Pittsburgh Colfax K-8:
The hands-on teaching of reading

2020 | Written by Faith Schantz, Report Editor


Jasmine Robinson loves to read. The East Hills resident and Pittsburgh Colfax K-8 parent says, “We love books in this house.” Often, she’ll ask one of her three sons to pick a book and she’ll read aloud, afterward asking, “Do you understand what I just read?” Sometimes she’ll ask one of them to read out loud to her. If he stumbles, she’ll remind him to, “Slow down and think…sound it out.” Family reading with this kind of support is “pretty much” a daily occurrence in their home.

Robinson’s first grader went to Colfax for kindergarten and “had a ball all year,” she says. His teacher, Lita Jackson, taught letter-sound correspondence using a finger puppet, and used puzzles to help children fit together words with upper- and lower-case letters. It all worked for Robinson’s son, who quickly learned to recognize “sight words” and to write his name.

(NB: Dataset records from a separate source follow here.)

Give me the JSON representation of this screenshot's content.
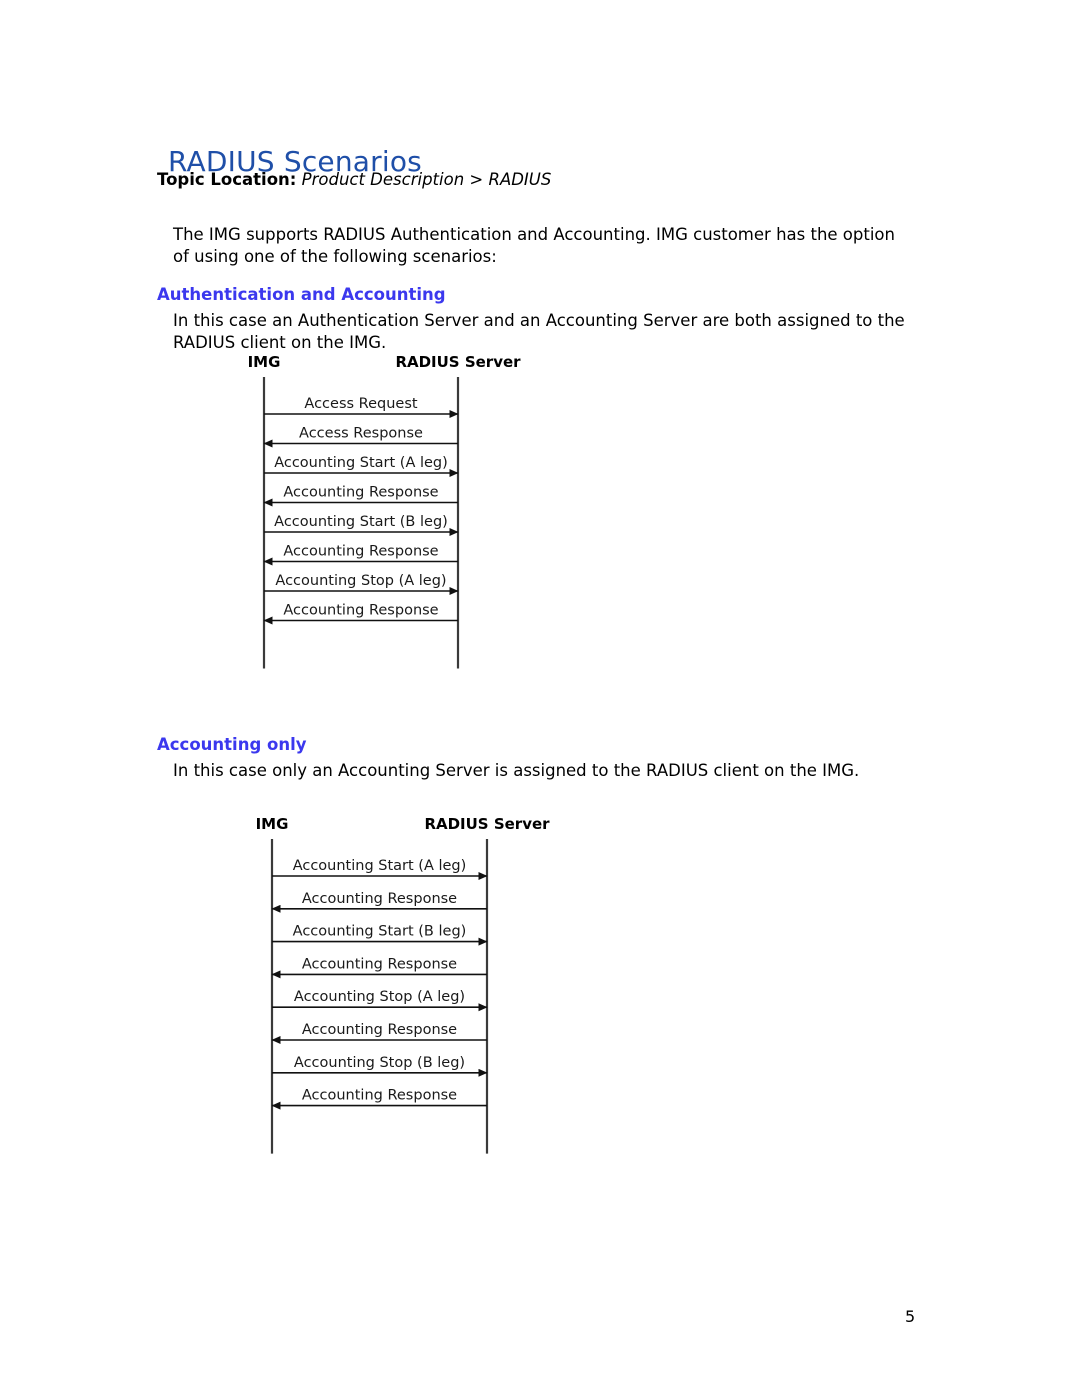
{
  "document": {
    "title": "RADIUS Scenarios",
    "title_color": "#1F4FA8",
    "heading_color": "#3B38EE",
    "page_number": "5"
  },
  "topic_location": {
    "label": "Topic Location:",
    "path": "Product Description > RADIUS"
  },
  "intro": {
    "paragraph": "The IMG supports RADIUS Authentication and Accounting. IMG customer has the option of using one of the following scenarios:"
  },
  "sections": [
    {
      "heading": "Authentication and Accounting",
      "paragraph": "In this case an Authentication Server and an Accounting Server are both assigned to the RADIUS client on the IMG.",
      "diagram": {
        "left_actor": "IMG",
        "right_actor": "RADIUS Server",
        "messages": [
          {
            "label": "Access Request",
            "direction": "right"
          },
          {
            "label": "Access Response",
            "direction": "left"
          },
          {
            "label": "Accounting Start (A leg)",
            "direction": "right"
          },
          {
            "label": "Accounting Response",
            "direction": "left"
          },
          {
            "label": "Accounting Start (B leg)",
            "direction": "right"
          },
          {
            "label": "Accounting Response",
            "direction": "left"
          },
          {
            "label": "Accounting Stop (A leg)",
            "direction": "right"
          },
          {
            "label": "Accounting Response",
            "direction": "left"
          }
        ]
      }
    },
    {
      "heading": "Accounting only",
      "paragraph": "In this case only an Accounting Server is assigned to the RADIUS client on the IMG.",
      "diagram": {
        "left_actor": "IMG",
        "right_actor": "RADIUS Server",
        "messages": [
          {
            "label": "Accounting Start (A leg)",
            "direction": "right"
          },
          {
            "label": "Accounting Response",
            "direction": "left"
          },
          {
            "label": "Accounting Start (B leg)",
            "direction": "right"
          },
          {
            "label": "Accounting Response",
            "direction": "left"
          },
          {
            "label": "Accounting Stop (A leg)",
            "direction": "right"
          },
          {
            "label": "Accounting Response",
            "direction": "left"
          },
          {
            "label": "Accounting Stop (B leg)",
            "direction": "right"
          },
          {
            "label": "Accounting Response",
            "direction": "left"
          }
        ]
      }
    }
  ]
}
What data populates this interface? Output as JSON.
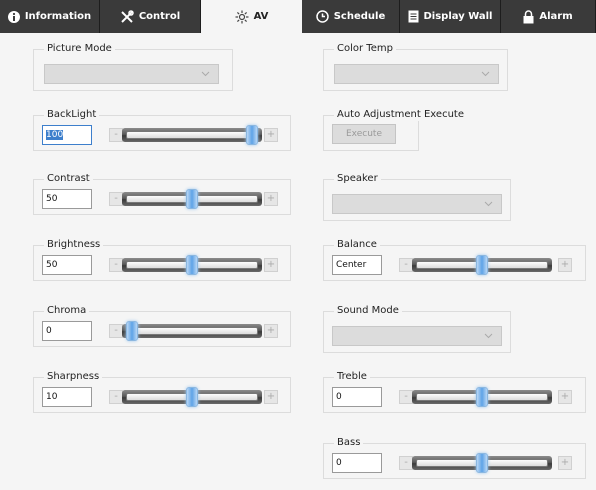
{
  "tabs": [
    {
      "label": "Information",
      "icon": "info-icon"
    },
    {
      "label": "Control",
      "icon": "tools-icon"
    },
    {
      "label": "AV",
      "icon": "sun-icon"
    },
    {
      "label": "Schedule",
      "icon": "clock-icon"
    },
    {
      "label": "Display Wall",
      "icon": "document-icon"
    },
    {
      "label": "Alarm",
      "icon": "lock-icon"
    }
  ],
  "active_tab": "AV",
  "picture_mode": {
    "label": "Picture Mode",
    "value": ""
  },
  "color_temp": {
    "label": "Color Temp",
    "value": ""
  },
  "backlight": {
    "label": "BackLight",
    "value": "100",
    "level": 1.0
  },
  "auto_adjust": {
    "label": "Auto Adjustment Execute",
    "button": "Execute"
  },
  "contrast": {
    "label": "Contrast",
    "value": "50",
    "level": 0.5
  },
  "speaker": {
    "label": "Speaker",
    "value": ""
  },
  "brightness": {
    "label": "Brightness",
    "value": "50",
    "level": 0.5
  },
  "balance": {
    "label": "Balance",
    "value": "Center",
    "level": 0.5
  },
  "chroma": {
    "label": "Chroma",
    "value": "0",
    "level": 0.0
  },
  "sound_mode": {
    "label": "Sound Mode",
    "value": ""
  },
  "sharpness": {
    "label": "Sharpness",
    "value": "10",
    "level": 0.5
  },
  "treble": {
    "label": "Treble",
    "value": "0",
    "level": 0.5
  },
  "bass": {
    "label": "Bass",
    "value": "0",
    "level": 0.5
  },
  "minus_label": "-",
  "plus_label": "+",
  "colors": {
    "tab_bg": "#3a3a3a",
    "thumb": "#5ea3e6",
    "focus": "#3d7fcc"
  }
}
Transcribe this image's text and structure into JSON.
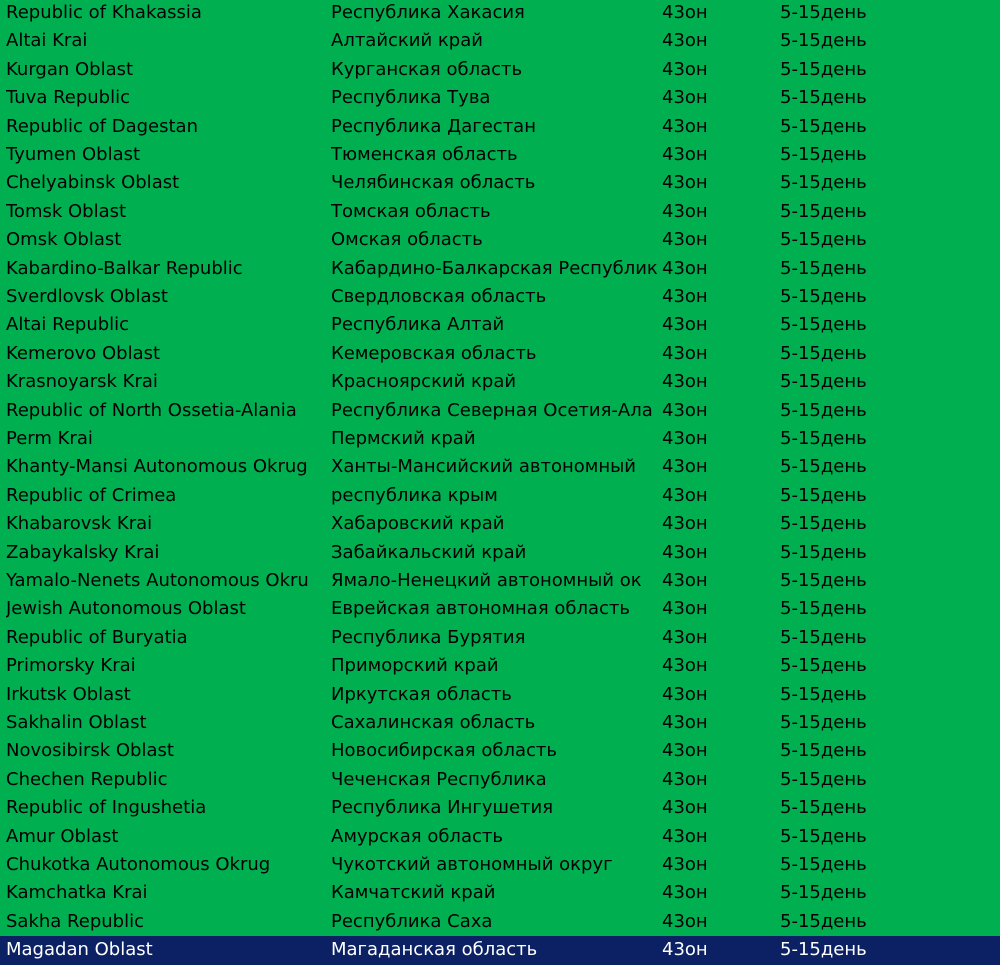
{
  "colors": {
    "background": "#00b050",
    "selected_row_background": "#0b2163",
    "selected_row_text": "#ffffff",
    "text": "#000000"
  },
  "rows": [
    {
      "en": "Republic of Khakassia",
      "ru": "Республика Хакасия",
      "courier": "43он",
      "days": "5-15день"
    },
    {
      "en": "Altai Krai",
      "ru": "Алтайский край",
      "courier": "43он",
      "days": "5-15день"
    },
    {
      "en": "Kurgan Oblast",
      "ru": "Курганская область",
      "courier": "43он",
      "days": "5-15день"
    },
    {
      "en": "Tuva Republic",
      "ru": "Республика Тува",
      "courier": "43он",
      "days": "5-15день"
    },
    {
      "en": "Republic of Dagestan",
      "ru": "Республика Дагестан",
      "courier": "43он",
      "days": "5-15день"
    },
    {
      "en": "Tyumen Oblast",
      "ru": "Тюменская область",
      "courier": "43он",
      "days": "5-15день"
    },
    {
      "en": "Chelyabinsk Oblast",
      "ru": "Челябинская область",
      "courier": "43он",
      "days": "5-15день"
    },
    {
      "en": "Tomsk Oblast",
      "ru": "Томская область",
      "courier": "43он",
      "days": "5-15день"
    },
    {
      "en": "Omsk Oblast",
      "ru": "Омская область",
      "courier": "43он",
      "days": "5-15день"
    },
    {
      "en": "Kabardino-Balkar Republic",
      "ru": "Кабардино-Балкарская Республик",
      "courier": "43он",
      "days": "5-15день"
    },
    {
      "en": "Sverdlovsk Oblast",
      "ru": "Свердловская область",
      "courier": "43он",
      "days": "5-15день"
    },
    {
      "en": "Altai Republic",
      "ru": "Республика Алтай",
      "courier": "43он",
      "days": "5-15день"
    },
    {
      "en": "Kemerovo Oblast",
      "ru": "Кемеровская область",
      "courier": "43он",
      "days": "5-15день"
    },
    {
      "en": "Krasnoyarsk Krai",
      "ru": "Красноярский край",
      "courier": "43он",
      "days": "5-15день"
    },
    {
      "en": "Republic of North Ossetia-Alania",
      "ru": "Республика Северная Осетия-Ала",
      "courier": "43он",
      "days": "5-15день"
    },
    {
      "en": "Perm Krai",
      "ru": "Пермский край",
      "courier": "43он",
      "days": "5-15день"
    },
    {
      "en": "Khanty-Mansi Autonomous Okrug",
      "ru": "Ханты-Мансийский автономный",
      "courier": "43он",
      "days": "5-15день"
    },
    {
      "en": "Republic of Crimea",
      "ru": "республика крым",
      "courier": "43он",
      "days": "5-15день"
    },
    {
      "en": "Khabarovsk Krai",
      "ru": "Хабаровский край",
      "courier": "43он",
      "days": "5-15день"
    },
    {
      "en": "Zabaykalsky Krai",
      "ru": "Забайкальский край",
      "courier": "43он",
      "days": "5-15день"
    },
    {
      "en": "Yamalo-Nenets Autonomous Okru",
      "ru": "Ямало-Ненецкий автономный ок",
      "courier": "43он",
      "days": "5-15день"
    },
    {
      "en": "Jewish Autonomous Oblast",
      "ru": "Еврейская автономная область",
      "courier": "43он",
      "days": "5-15день"
    },
    {
      "en": "Republic of Buryatia",
      "ru": "Республика Бурятия",
      "courier": "43он",
      "days": "5-15день"
    },
    {
      "en": "Primorsky Krai",
      "ru": "Приморский край",
      "courier": "43он",
      "days": "5-15день"
    },
    {
      "en": "Irkutsk Oblast",
      "ru": "Иркутская область",
      "courier": "43он",
      "days": "5-15день"
    },
    {
      "en": "Sakhalin Oblast",
      "ru": "Сахалинская область",
      "courier": "43он",
      "days": "5-15день"
    },
    {
      "en": "Novosibirsk Oblast",
      "ru": "Новосибирская область",
      "courier": "43он",
      "days": "5-15день"
    },
    {
      "en": "Chechen Republic",
      "ru": "Чеченская Республика",
      "courier": "43он",
      "days": "5-15день"
    },
    {
      "en": "Republic of Ingushetia",
      "ru": "Республика Ингушетия",
      "courier": "43он",
      "days": "5-15день"
    },
    {
      "en": "Amur Oblast",
      "ru": "Амурская область",
      "courier": "43он",
      "days": "5-15день"
    },
    {
      "en": "Chukotka  Autonomous Okrug",
      "ru": "Чукотский автономный округ",
      "courier": "43он",
      "days": "5-15день"
    },
    {
      "en": "Kamchatka Krai",
      "ru": "Камчатский край",
      "courier": "43он",
      "days": "5-15день"
    },
    {
      "en": "Sakha Republic",
      "ru": "Республика Саха",
      "courier": "43он",
      "days": "5-15день"
    },
    {
      "en": "Magadan Oblast",
      "ru": "Магаданская область",
      "courier": "43он",
      "days": "5-15день",
      "selected": true
    }
  ]
}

Her older two, now in 4th and 5th grades, had come to Colfax from another school. “Their reading wasn’t the best,” she says. “The school wasn’t the best.” At times, her oldest son would make something up to avoid trying to decode a word. Her middle son has mild ADHD and couldn’t concentrate when too much was going on. Both boys needed help to get focused on the task at hand.

After they enrolled at Colfax, she saw what the school was prepared to do for her children. “They told me how they were going to teach them how to read and work with them and still keep them on their pace,” she says. For both boys, the school assigned assistant teachers, and set monthly goals. To reduce the distraction of his classmates, Robinson’s middle son sat at a table next to the teacher’s desk for activities such as testing and silent reading. Her oldest benefited from reading one-on-one with an adult, when a book could be broken down into smaller chunks and they could talk through individual words. Robinson—a childcare worker and frequent classroom volunteer—has a keen interest in education, and Colfax teachers have treated her as a full partner, she feels. A teacher will say, “Maybe we can try this and see how it works at home with you,” she recalls. “Their teachers are really hands-on when it comes to helping them.” Both of her older boys began to meet their goals, and made the Honor Roll.

Colfax is located in Squirrel Hill, a few blocks below the main shopping district, and a stone’s throw from the “Blue Slide Park” made famous by the rapper Mac Miller. The four-story building houses over 900 students, more than twice the average for the district’s K-8 schools. Along with a large group of students who attend its regional “English as a Second Language” program, the school draws students from the surrounding neighborhood and parts of East Hills, Homewood, Point Breeze, and Shadyside. Despite its size and its racial, economic, and language diversity, the principal, Dr. Tamara Sanders-Woods, describes it as a “close knit” place.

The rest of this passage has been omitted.